"Ah, the actress," the psychic said. "Yes, I am an actress," I replied. "Oh, no," she corrected. "You're a writer. But you're an actress in your day-to-day life. Always performing. No one really knows who you are. Not yet, anyway."
Eight years ago, at the time of that reading, I didn't know I was autistic. I had no idea that the way I experienced life was different from the way others did. Nor was I aware that, in order to cope, I had become exceptionally skilled at playing the role of someone else – to the point that I had even fooled myself.

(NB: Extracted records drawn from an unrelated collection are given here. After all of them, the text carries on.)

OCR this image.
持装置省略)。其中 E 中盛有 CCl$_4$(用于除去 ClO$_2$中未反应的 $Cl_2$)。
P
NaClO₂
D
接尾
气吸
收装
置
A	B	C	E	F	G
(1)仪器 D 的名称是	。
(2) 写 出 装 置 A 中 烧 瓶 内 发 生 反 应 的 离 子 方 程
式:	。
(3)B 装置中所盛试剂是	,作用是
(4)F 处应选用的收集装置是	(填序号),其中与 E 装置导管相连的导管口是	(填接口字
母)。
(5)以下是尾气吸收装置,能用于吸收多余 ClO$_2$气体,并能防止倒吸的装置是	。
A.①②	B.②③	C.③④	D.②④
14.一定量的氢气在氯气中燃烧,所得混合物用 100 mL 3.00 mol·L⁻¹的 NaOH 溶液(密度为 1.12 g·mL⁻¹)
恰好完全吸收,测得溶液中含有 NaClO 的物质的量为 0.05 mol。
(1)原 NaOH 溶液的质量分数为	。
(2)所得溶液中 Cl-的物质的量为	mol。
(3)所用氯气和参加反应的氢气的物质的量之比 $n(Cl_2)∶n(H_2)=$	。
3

In recent years, studies have shown that autism manifests differently in women. But unfortunately, assessments are often based on indicators sourced solely from boys and men, so women are left undiagnosed or misdiagnosed and may spend a lot of time being labelled as anything but autistic.
I've been called anxious, overly sensitive, manic, depressed, hormonal, introverted, extroverted, controlling, self-involved, "too cool" and "too much" and I've been diagnosed with eating and adjustment disorders.

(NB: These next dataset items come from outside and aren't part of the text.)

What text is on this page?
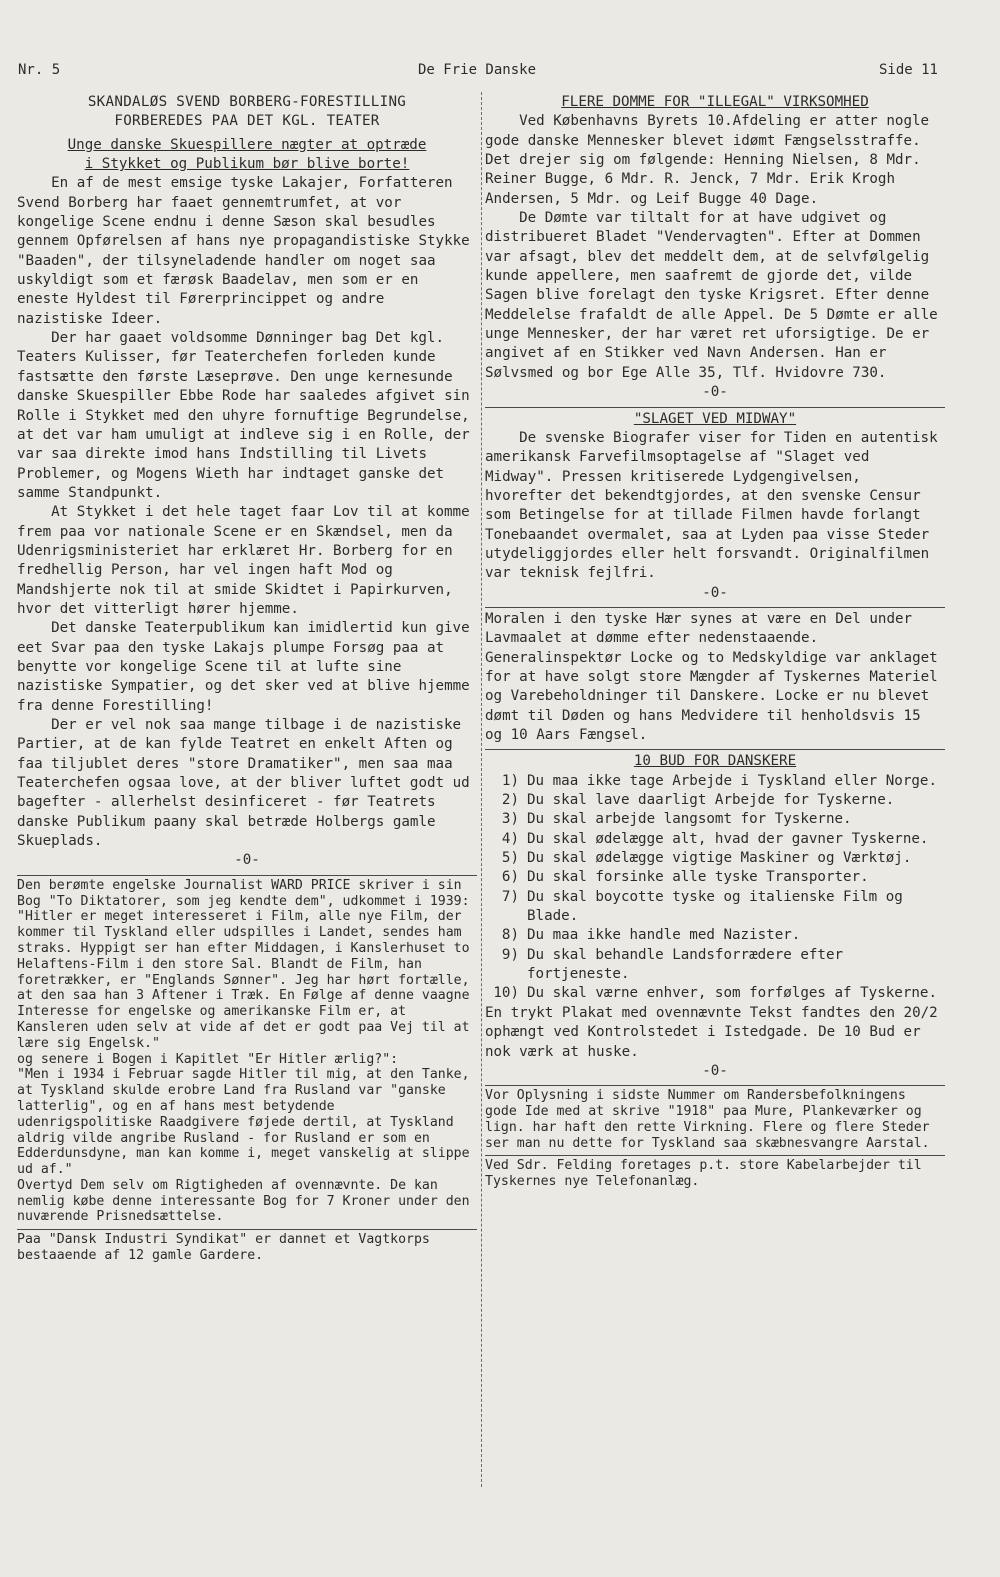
Nr. 5	De Frie Danske	Side 11

SKANDALØS SVEND BORBERG-FORESTILLING

FORBEREDES PAA DET KGL. TEATER

Unge danske Skuespillere nægter at optræde
i Stykket og Publikum bør blive borte!

En af de mest emsige tyske Lakajer, Forfatteren Svend Borberg har faaet gennemtrumfet, at vor kongelige Scene endnu i denne Sæson skal besudles gennem Opførelsen af hans nye propagandistiske Stykke "Baaden", der tilsyneladende handler om noget saa uskyldigt som et færøsk Baadelav, men som er en eneste Hyldest til Førerprincippet og andre nazistiske Ideer.

Der har gaaet voldsomme Dønninger bag Det kgl. Teaters Kulisser, før Teaterchefen forleden kunde fastsætte den første Læseprøve. Den unge kernesunde danske Skuespiller Ebbe Rode har saaledes afgivet sin Rolle i Stykket med den uhyre fornuftige Begrundelse, at det var ham umuligt at indleve sig i en Rolle, der var saa direkte imod hans Indstilling til Livets Problemer, og Mogens Wieth har indtaget ganske det samme Standpunkt.

At Stykket i det hele taget faar Lov til at komme frem paa vor nationale Scene er en Skændsel, men da Udenrigsministeriet har erklæret Hr. Borberg for en fredhellig Person, har vel ingen haft Mod og Mandshjerte nok til at smide Skidtet i Papirkurven, hvor det vitterligt hører hjemme.

Det danske Teaterpublikum kan imidlertid kun give eet Svar paa den tyske Lakajs plumpe Forsøg paa at benytte vor kongelige Scene til at lufte sine nazistiske Sympatier, og det sker ved at blive hjemme fra denne Forestilling!

Der er vel nok saa mange tilbage i de nazistiske Partier, at de kan fylde Teatret en enkelt Aften og faa tiljublet deres "store Dramatiker", men saa maa Teaterchefen ogsaa love, at der bliver luftet godt ud bagefter - allerhelst desinficeret - før Teatrets danske Publikum paany skal betræde Holbergs gamle Skueplads.

-0-

Den berømte engelske Journalist WARD PRICE skriver i sin Bog "To Diktatorer, som jeg kendte dem", udkommet i 1939:

"Hitler er meget interesseret i Film, alle nye Film, der kommer til Tyskland eller udspilles i Landet, sendes ham straks. Hyppigt ser han efter Middagen, i Kanslerhuset to Helaftens-Film i den store Sal. Blandt de Film, han foretrækker, er "Englands Sønner". Jeg har hørt fortælle, at den saa han 3 Aftener i Træk. En Følge af denne vaagne Interesse for engelske og amerikanske Film er, at Kansleren uden selv at vide af det er godt paa Vej til at lære sig Engelsk."

og senere i Bogen i Kapitlet "Er Hitler ærlig?":

"Men i 1934 i Februar sagde Hitler til mig, at den Tanke, at Tyskland skulde erobre Land fra Rusland var "ganske latterlig", og en af hans mest betydende udenrigspolitiske Raadgivere føjede dertil, at Tyskland aldrig vilde angribe Rusland - for Rusland er som en Edderdunsdyne, man kan komme i, meget vanskelig at slippe ud af."

Overtyd Dem selv om Rigtigheden af ovennævnte. De kan nemlig købe denne interessante Bog for 7 Kroner under den nuværende Prisnedsættelse.

Paa "Dansk Industri Syndikat" er dannet et Vagtkorps bestaaende af 12 gamle Gardere.

FLERE DOMME FOR "ILLEGAL" VIRKSOMHED

Ved Københavns Byrets 10.Afdeling er atter nogle gode danske Mennesker blevet idømt Fængselsstraffe. Det drejer sig om følgende: Henning Nielsen, 8 Mdr. Reiner Bugge, 6 Mdr. R. Jenck, 7 Mdr. Erik Krogh Andersen, 5 Mdr. og Leif Bugge 40 Dage.

De Dømte var tiltalt for at have udgivet og distribueret Bladet "Vendervagten". Efter at Dommen var afsagt, blev det meddelt dem, at de selvfølgelig kunde appellere, men saafremt de gjorde det, vilde Sagen blive forelagt den tyske Krigsret. Efter denne Meddelelse frafaldt de alle Appel. De 5 Dømte er alle unge Mennesker, der har været ret uforsigtige. De er angivet af en Stikker ved Navn Andersen. Han er Sølvsmed og bor Ege Alle 35, Tlf. Hvidovre 730.

-0-

"SLAGET VED MIDWAY"

De svenske Biografer viser for Tiden en autentisk amerikansk Farvefilmsoptagelse af "Slaget ved Midway". Pressen kritiserede Lydgengivelsen, hvorefter det bekendtgjordes, at den svenske Censur som Betingelse for at tillade Filmen havde forlangt Tonebaandet overmalet, saa at Lyden paa visse Steder utydeliggjordes eller helt forsvandt. Originalfilmen var teknisk fejlfri.

-0-

Moralen i den tyske Hær synes at være en Del under Lavmaalet at dømme efter nedenstaaende.

Generalinspektør Locke og to Medskyldige var anklaget for at have solgt store Mængder af Tyskernes Materiel og Varebeholdninger til Danskere. Locke er nu blevet dømt til Døden og hans Medvidere til henholdsvis 15 og 10 Aars Fængsel.

10 BUD FOR DANSKERE

1) Du maa ikke tage Arbejde i Tyskland eller Norge.
2) Du skal lave daarligt Arbejde for Tyskerne.
3) Du skal arbejde langsomt for Tyskerne.
4) Du skal ødelægge alt, hvad der gavner Tyskerne.
5) Du skal ødelægge vigtige Maskiner og Værktøj.
6) Du skal forsinke alle tyske Transporter.
7) Du skal boycotte tyske og italienske Film og Blade.
8) Du maa ikke handle med Nazister.
9) Du skal behandle Landsforrædere efter fortjeneste.
10) Du skal værne enhver, som forfølges af Tyskerne.

En trykt Plakat med ovennævnte Tekst fandtes den 20/2 ophængt ved Kontrolstedet i Istedgade. De 10 Bud er nok værk at huske.

-0-

Vor Oplysning i sidste Nummer om Randersbefolkningens gode Ide med at skrive "1918" paa Mure, Plankeværker og lign. har haft den rette Virkning. Flere og flere Steder ser man nu dette for Tyskland saa skæbnesvangre Aarstal.

Ved Sdr. Felding foretages p.t. store Kabelarbejder til Tyskernes nye Telefonanlæg.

Women with autism are also more likely to go out of their way to pursue a connection with others, and to try to fit in. Much of my life has been spent wanting to fall into social situations with ease and adapt to different environments without difficulty. But even the most basic of interactions takes a huge amount of energy to navigate. Choices most people aren't even aware they are making are like World of Warcraft for me.
Because, I mean, when is the appropriate moment to say hello, goodbye, please, thank you, yes, no or maybe? If I take a deep breath, will I seem exasperated? Am I exasperated?
Are they smiling because they're pleased to see me, or am I being funny and I didn't realise? Would crossing my legs in this moment be weird? Am I speaking too loudly, or too much? Why are they leaning forward? If I lean back, will I seem arrogant?
If the room starts spinning, I'll focus on what's being said, because spoken words are very important to people. They're probably going to ask how my day's been, and telling them that it was orange smoke with rose petals in it and the tarot card I pulled was The Ace of Pentacles won't go down well, because I could be fired/put in an institution/laughed at/frowned upon/lectured/condescended/judged.
It takes a lot of preparation to meet with people one-on-one, and on the rare occasion that I commit to a dinner or to a party, we're looking at weeks of thought beforehand.
And, if things don't go as expected, the helplessness I feel is crippling. In public situations I can become so dizzy and distressed with sensory overload that I start hallucinating, or having visions. But, paradoxically, I don't give much away emotionally.
It's as if I wear a mask not of my choosing, and people see me as responsible and unaffected no matter what I do. But my experience of myself is quite the contrary. Feeling and sensing is all that ever seems to be happening.
As a result, the life I choose to live is by no means conventional. But I know for sure that it's no longer a live performance piece. It's real, and it's mine.
The life I choose to live is by no means conventional. But I know for sure that it's no longer a live performance piece.
Now I know that social interactions and expectations are a maze that I can become lost in, so I'm more mindful of how and when I enter into it. I love reading self-help books and studying what it means to be a human being because, if I didn't, I'm not sure how I'd survive as one.
In order to process feeling overwhelmed, I run or go to the gym each day. I work from home, and I live in the country. To guide my thoughts and actions I do tarot or oracle card readings throughout the week. To better understand people, I work out their numerology numbers and I restrain myself from asking everyone I come into contact with when their birthdays are. I interpret my dreams, I focus on one task at a time and I won't go 12 hours without a hot drink. I see a therapist regularly, I have baths frequently, I burn oils constantly, I love Reiki and I cry easily.
The woman with the white-blue eyes and dolphin stickers stuck to her windowpane was onto something when she spoke of my exceptional acting abilities, but the toll of the performance is great. It takes an enormous amount of energy to learn and use a language that I'm destined never to be fluent in.
Accepting the autistic girl and woman beneath the act once seemed like a luxury I couldn't afford. But, really, she's a necessity I can't live without.